We may suspend or terminate your access to our products or services immediately, without prior notice, for conduct violating these Terms or applicable law. Upon termination, your license to use Digital Products terminates, and you must cease all use and delete all copies. Sections regarding Intellectual Property, Disclaimers, Limitation of Liability, Indemnification, Governing Law, and Termination shall survive termination of these Terms.

16. FORCE MAJEURE

Neither party shall be liable for failure or delay in performance under these Terms resulting from circumstances beyond reasonable control, including but not limited to acts of God, war, terrorism, riots, embargoes, acts of civil or military authorities, fire, floods, accidents, strikes, shortages of transportation, fuel, energy, labor or materials, or telecommunications failures. The affected party shall provide prompt notice of the force majeure event and use commercially reasonable efforts to mitigate its effects.

17. GENERAL PROVISIONS

These Terms constitute the entire agreement between you and CBA regarding our products and services, superseding all prior discussions or agreements. If any provision is held invalid or unenforceable, the remainder shall remain in full force. Our failure to enforce any right under these Terms shall not constitute waiver of that right. You may not assign your rights or obligations without our prior written consent; we may assign our rights freely. Section headings are for convenience only and do not affect interpretation. These Terms do not create any third-party beneficiary rights. Notices to us must be sent to our Rock Hill, South Carolina address or via email to our designated contact address.

18. CONTACT INFORMATION

For questions regarding these Terms, product delivery issues, or service concerns, please contact us directly:

Business Name: CBA (Command. Build. Achieve.)

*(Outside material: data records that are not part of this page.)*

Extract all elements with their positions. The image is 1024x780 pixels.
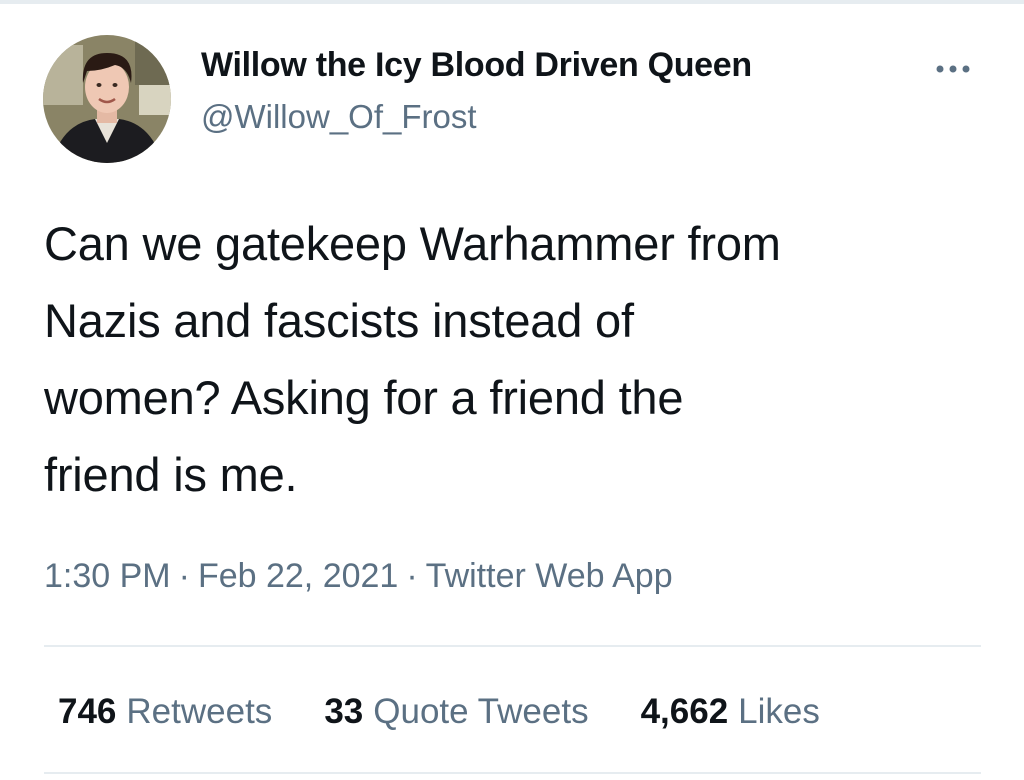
divider — [44, 645, 981, 647]
author-handle[interactable]: @Willow_Of_Frost — [201, 98, 477, 136]
tweet-text-line: Nazis and fascists instead of — [44, 294, 634, 347]
likes-count: 4,662 — [640, 692, 729, 731]
tweet-text-line: Can we gatekeep Warhammer from — [44, 217, 781, 270]
quote-tweets-label: Quote Tweets — [373, 692, 589, 731]
author-display-name[interactable]: Willow the Icy Blood Driven Queen — [201, 46, 752, 85]
profile-photo — [43, 35, 171, 163]
meta-separator: · — [406, 557, 418, 595]
engagement-stats: 746 Retweets 33 Quote Tweets 4,662 Likes — [58, 692, 820, 732]
tweet-text: Can we gatekeep Warhammer from Nazis and… — [44, 205, 1004, 513]
tweet-text-line: friend is me. — [44, 448, 298, 501]
quote-tweets-stat[interactable]: 33 Quote Tweets — [324, 692, 588, 732]
quote-tweets-count: 33 — [324, 692, 364, 731]
avatar[interactable] — [43, 35, 171, 163]
meta-separator: · — [178, 557, 190, 595]
tweet-date[interactable]: Feb 22, 2021 — [198, 557, 398, 595]
retweets-stat[interactable]: 746 Retweets — [58, 692, 272, 732]
retweets-count: 746 — [58, 692, 117, 731]
more-options-button[interactable] — [930, 54, 980, 84]
likes-label: Likes — [738, 692, 820, 731]
tweet-source[interactable]: Twitter Web App — [426, 557, 673, 595]
tweet-card: Willow the Icy Blood Driven Queen @Willo… — [0, 0, 1024, 780]
top-border — [0, 0, 1024, 4]
tweet-metadata: 1:30 PM · Feb 22, 2021 · Twitter Web App — [44, 557, 673, 596]
retweets-label: Retweets — [126, 692, 273, 731]
likes-stat[interactable]: 4,662 Likes — [641, 692, 820, 732]
divider — [44, 772, 981, 774]
tweet-time[interactable]: 1:30 PM — [44, 557, 171, 595]
more-horizontal-icon — [936, 65, 970, 73]
tweet-text-line: women? Asking for a friend the — [44, 371, 684, 424]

Location: Rock Hill, South Carolina

These Terms were drafted for CBA (Command. Build. Achieve.), a South Carolina-based logistics consulting and educational content business founded on January 14, 2026. This document serves as a comprehensive legal framework governing customer relationships and should be reviewed by qualified legal counsel to ensure compliance with evolving regulations.